In December, the Office of Management and Budget outlined a 25-point plan for IT reform. The plan centered certain themes, such as strengthening IT project management and oversight of major initiatives.
“My initial reaction was it’s very practical,” said Joe Moye, CEO of Capgemini Government Solutions, in an interview In Depth with Francis Rose’ Industry Chatter series.
However, Moye added that some of the recommendations are easier said than done.
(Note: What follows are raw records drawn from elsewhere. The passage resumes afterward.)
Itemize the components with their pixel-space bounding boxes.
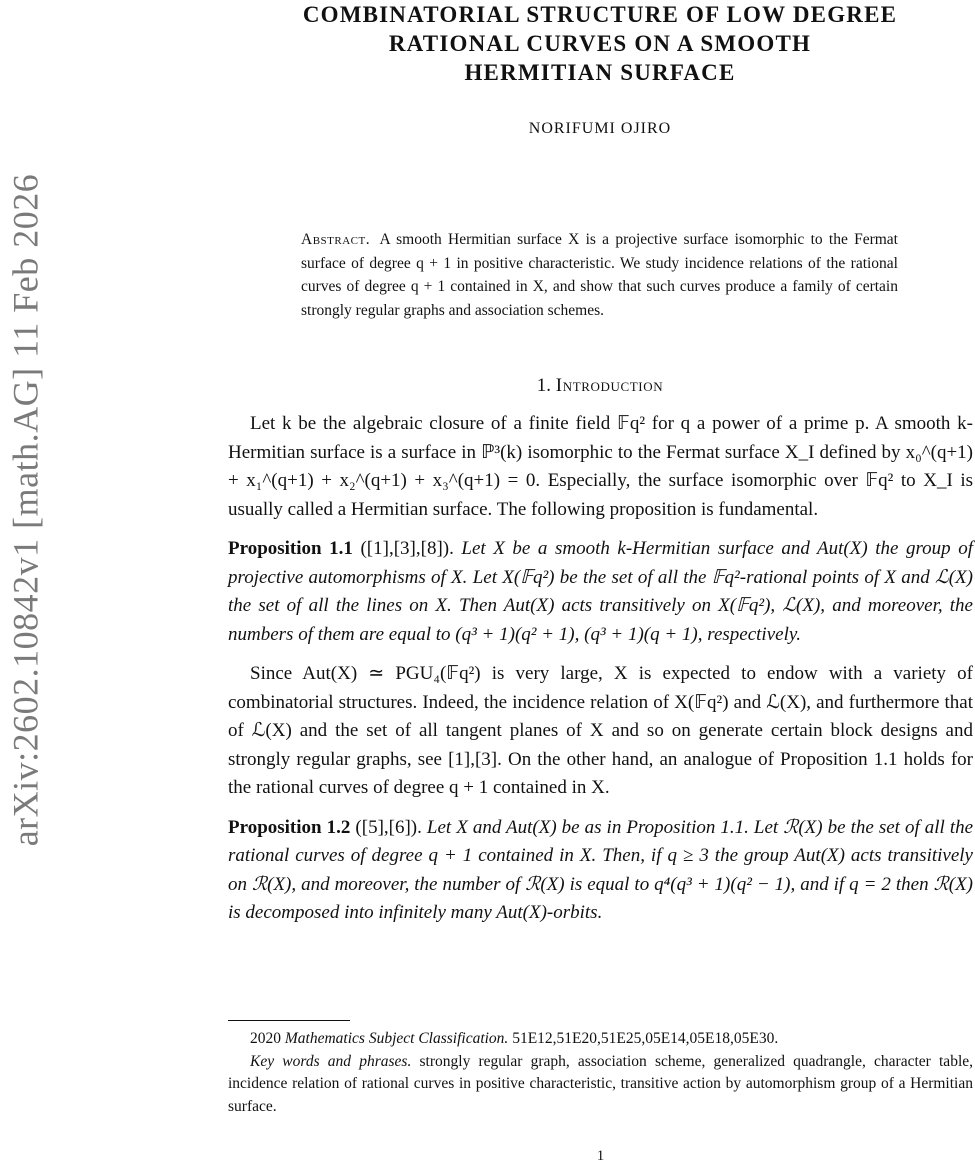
section-title: Introduction (555, 375, 664, 396)
title-line: RATIONAL CURVES ON A SMOOTH (388, 31, 812, 56)
proposition-refs: ([5],[6]). (355, 816, 422, 838)
section-number: 1. (536, 375, 552, 396)
main-text (228, 410, 973, 928)
footnote-msc (228, 1028, 973, 1051)
arxiv-stamp (4, 120, 46, 900)
section-heading (228, 375, 972, 397)
proposition-statement: Let X be a smooth k-Hermitian surface and Aut(X) the group of projective automorphisms of X. Let X(𝔽q²) be the set of all the 𝔽q²-rational points of X and ℒ(X) the set of all the lines on X. Then Aut(X) acts transitively on X(𝔽q²), ℒ(X), and moreover, the numbers of them are equal to (q³ + 1)(q² + 1), (q³ + 1)(q + 1), respectively. (228, 538, 974, 645)
proposition-1-1 (228, 535, 973, 649)
proposition-statement: Let X and Aut(X) be as in Proposition 1.1. Let ℛ(X) be the set of all the rational curves of degree q + 1 contained in X. Then, if q ≥ 3 the group Aut(X) acts transitively on ℛ(X), and moreover, the number of ℛ(X) is equal to q⁴(q³ + 1)(q² − 1), and if q = 2 then ℛ(X) is decomposed into infinitely many Aut(X)-orbits. (228, 816, 974, 923)
proposition-label: Proposition 1.1 (228, 538, 353, 559)
abstract (301, 228, 898, 322)
title-line: HERMITIAN SURFACE (464, 60, 736, 85)
proposition-refs: ([1],[3],[8]). (360, 538, 454, 559)
proposition-1-2 (228, 814, 973, 928)
abstract-heading: Abstract. (301, 231, 371, 248)
footnotes (228, 1028, 973, 1118)
footnote-rule (228, 1020, 350, 1021)
page-number: 1 (596, 1148, 605, 1164)
paper-title (228, 0, 972, 87)
abstract-text: A smooth Hermitian surface X is a projective surface isomorphic to the Fermat surface of degree q + 1 in positive characteristic. We study incidence relations of the rational curves of degree q + 1 contained in X, and show that such curves produce a family of certain strongly regular graphs and association schemes. (301, 231, 898, 319)
msc-year: 2020 (250, 1030, 281, 1047)
msc-label: Mathematics Subject Classification. (284, 1030, 509, 1047)
paragraph-intro: Let k be the algebraic closure of a finite field 𝔽q² for q a power of a prime p. A smooth k-Hermitian surface is a surface in ℙ³(k) isomorphic to the Fermat surface X_I defined by x₀^(q+1) + x₁^(q+1) + x₂^(q+1) + x₃^(q+1) = 0. Especially, the surface isomorphic over 𝔽q² to X_I is usually called a Hermitian surface. The following proposition is fundamental. (228, 413, 973, 520)
author-name: NORIFUMI OJIRO (528, 120, 672, 137)
msc-codes: 51E12,51E20,51E25,05E14,05E18,05E30. (512, 1030, 779, 1047)
keywords-label: Key words and phrases. (250, 1052, 412, 1070)
title-line: COMBINATORIAL STRUCTURE OF LOW DEGREE (302, 2, 898, 27)
footnote-keywords (228, 1051, 973, 1119)
arxiv-stamp-text: arXiv:2602.10842v1 [math.AG] 11 Feb 2026 (5, 173, 45, 847)
paragraph-combinatorial: Since Aut(X) ≃ PGU₄(𝔽q²) is very large, X is expected to endow with a variety of combinatorial structures. Indeed, the incidence relation of X(𝔽q²) and ℒ(X), and furthermore that of ℒ(X) and the set of all tangent planes of X and so on generate certain block designs and strongly regular graphs, see [1],[3]. On the other hand, an analogue of Proposition 1.1 holds for the rational curves of degree q + 1 contained in X. (228, 663, 973, 798)
proposition-label: Proposition 1.2 (228, 816, 351, 838)
keywords-text: strongly regular graph, association scheme, generalized quadrangle, character table, incidence relation of rational curves in positive characteristic, transitive action by automorphism group of a Hermitian surface. (228, 1052, 973, 1115)
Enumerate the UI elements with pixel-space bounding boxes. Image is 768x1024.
For example, the OMB plan advocates compartmentalizing deliverables.
In a major system deployment, you can’t always compartmentalize into bite-sized chunk, but I think there are in many, many cases — probably across all of the programs if you were able to dissect them in our government — opportunities to deploy functionalities quicker, opportunities to not focus on getting 100 percent of the functionalities when 90 percent will do the job, opportunities to provide better quality assurance and accountability early in the cycle of these programs.
One of the major challenges of government is “honing in on the true requirements. Moye added:
I think some of the processes that our government executes on tend to be very onerous as it relates to requirements gathering — they’re very lengthy, they’re not iterative by nature, they’re not visual by nature. Users today want to be able to visualize what it is they’re describing that requirement to be, and we’ve typically written it down on a piece of paper, put it into on a form, achieved a check in the box for the process and, when it gets development, lo and behold, it’s not what I was looking for.”
OMB is now trying to bust the myth that agencies cannot talk to potential vendors before the request for proposal. The government, however, is not always tapping into the available resources and best practices, Moye said.
“In this age of visualization, of innovation and social media, there’s so much more available in driving out the requirements process to a level where your percentage of accuracy goes up radically,” Moye said.
Moye also applauded OMB’s cloud-first policy, saying, “I don’t think there’s any question that cloud and virtualization will have a tremendous place in the reduction of cost and the improvement of efficiency across our government.”
But he added a caveat, “Now, the why and how are the six-million dollar question.”